The basic ideas of anomaly detection are simple. You build a model and you look for data points that don’t match that model. Building a practical anomaly detection system requires deal with practical details starting with algorithm selection, data flow architecture, anomaly alerting, user interfaces and visualizations. We will describe the major classes of anomaly detection systems and show how to build anomaly detection systems for:
a) rate shifts to determine when events such as web traffic, purchases or process progress beacons shift rate
b) topic spotting to determine when new topics appear in a content stream such as Twitter
c) network flow anomalies to determine when systems with defined inputs and outputs act strangely.

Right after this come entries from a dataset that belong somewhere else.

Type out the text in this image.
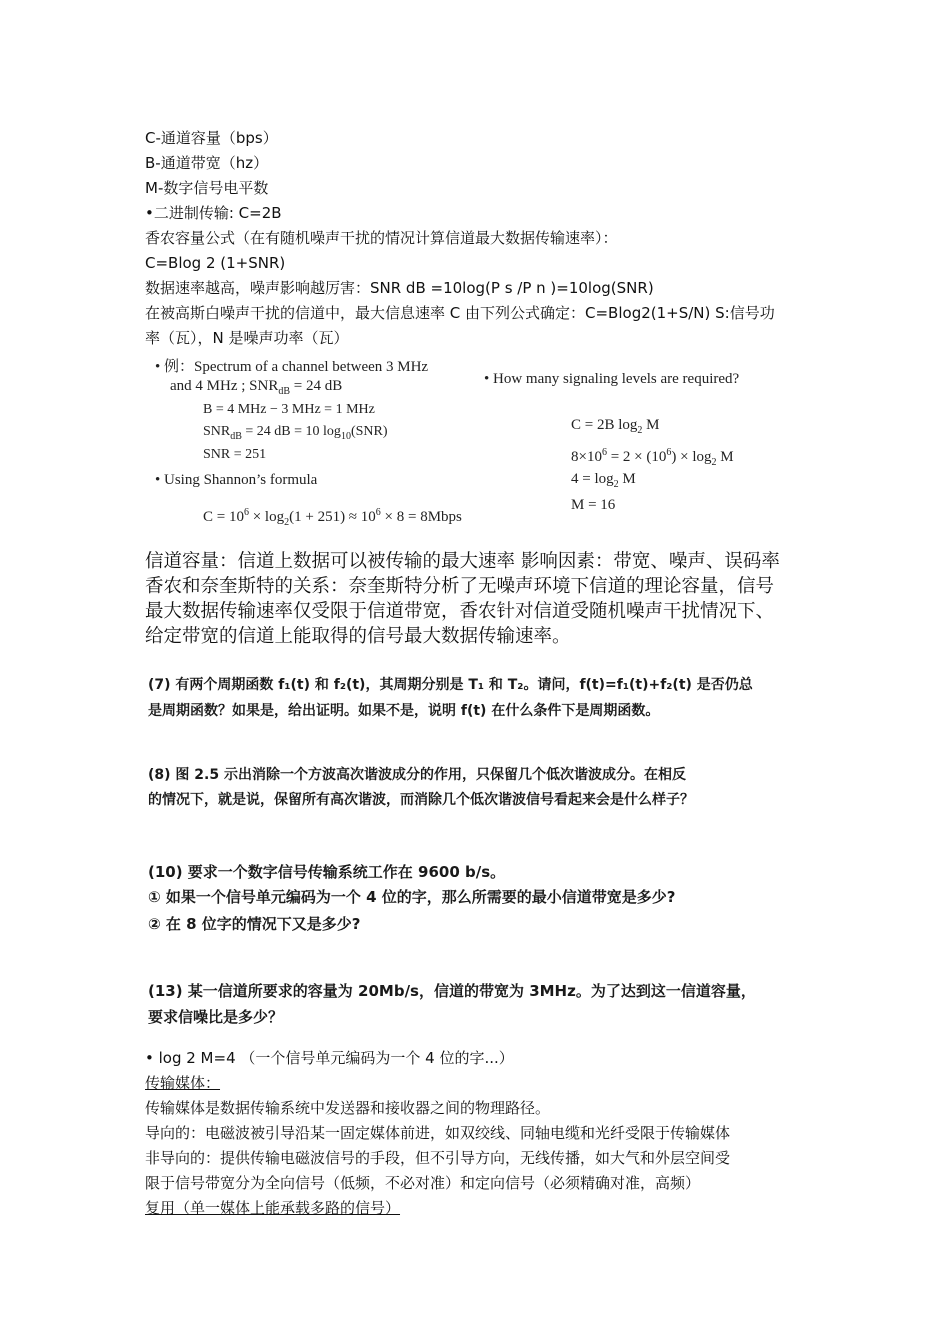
C-通道容量（bps）
B-通道带宽（hz）
M-数字信号电平数
•二进制传输: C=2B
香农容量公式（在有随机噪声干扰的情况计算信道最大数据传输速率）：
C=Blog 2 (1+SNR)
数据速率越高，噪声影响越厉害：SNR dB =10log(P s /P n )=10log(SNR)
在被高斯白噪声干扰的信道中，最大信息速率 C 由下列公式确定：C=Blog2(1+S/N) S:信号功
率（瓦），N 是噪声功率（瓦）
• 例：Spectrum of a channel between 3 MHz
and 4 MHz ; $SNR_{dB} = 24$ dB
B = 4 MHz − 3 MHz = 1 MHz
$SNR_{dB} = 24$ dB = 10 $\log_{10}(SNR)$
SNR = 251
• Using Shannon’s formula
$C = 10^6 \times \log_2(1 + 251) \approx 10^6 \times 8$ = 8Mbps
• How many signaling levels are required?
C = 2B $\log_2 M$
$8\times 10^6 = 2 \times (10^6) \times \log_2 M$
$4 = \log_2 M$
M = 16
信道容量：信道上数据可以被传输的最大速率 影响因素：带宽、噪声、误码率
香农和奈奎斯特的关系：奈奎斯特分析了无噪声环境下信道的理论容量，信号
最大数据传输速率仅受限于信道带宽，香农针对信道受随机噪声干扰情况下、
给定带宽的信道上能取得的信号最大数据传输速率。
(7) 有两个周期函数 f₁(t) 和 f₂(t)，其周期分别是 T₁ 和 T₂。请问，f(t)=f₁(t)+f₂(t) 是否仍总
是周期函数？如果是，给出证明。如果不是，说明 f(t) 在什么条件下是周期函数。
(8) 图 2.5 示出消除一个方波高次谐波成分的作用，只保留几个低次谐波成分。在相反
的情况下，就是说，保留所有高次谐波，而消除几个低次谐波信号看起来会是什么样子？
(10) 要求一个数字信号传输系统工作在 9600 b/s。
① 如果一个信号单元编码为一个 4 位的字，那么所需要的最小信道带宽是多少?
② 在 8 位字的情况下又是多少?
(13) 某一信道所要求的容量为 20Mb/s，信道的带宽为 3MHz。为了达到这一信道容量，
要求信噪比是多少？
• log 2 M=4 （一个信号单元编码为一个 4 位的字...）
传输媒体：
传输媒体是数据传输系统中发送器和接收器之间的物理路径。
导向的：电磁波被引导沿某一固定媒体前进，如双绞线、同轴电缆和光纤受限于传输媒体
非导向的：提供传输电磁波信号的手段，但不引导方向，无线传播，如大气和外层空间受
限于信号带宽分为全向信号（低频，不必对准）和定向信号（必须精确对准，高频）
复用（单一媒体上能承载多路的信号）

While describing how to solve these problems, we will describe how clustering, dimensionality reduction, and density estimation can be used in systems that adapt and learn about their environment and how these systems can tell you when something has changed.
This talk will reprise the content of my Strata presentation, but will include extra material that shows how compression equals truth and how anomaly detection can make databases faster among other sundry philosophical truths.
Ted Dunning - Chief Application Architect, MapR
Ted Dunning has been involved with a number of startups with the latest being MapR Technologies where he is Chief Application Architect working on advanced Hadoop-related technologies. He is also a PMC member for the Apache Zookeeper and Mahout projects. Opinionated about software and data-mining and passionate about open source, he is an active participant of Hadoop and related communities and loves helping projects get going with new technologies.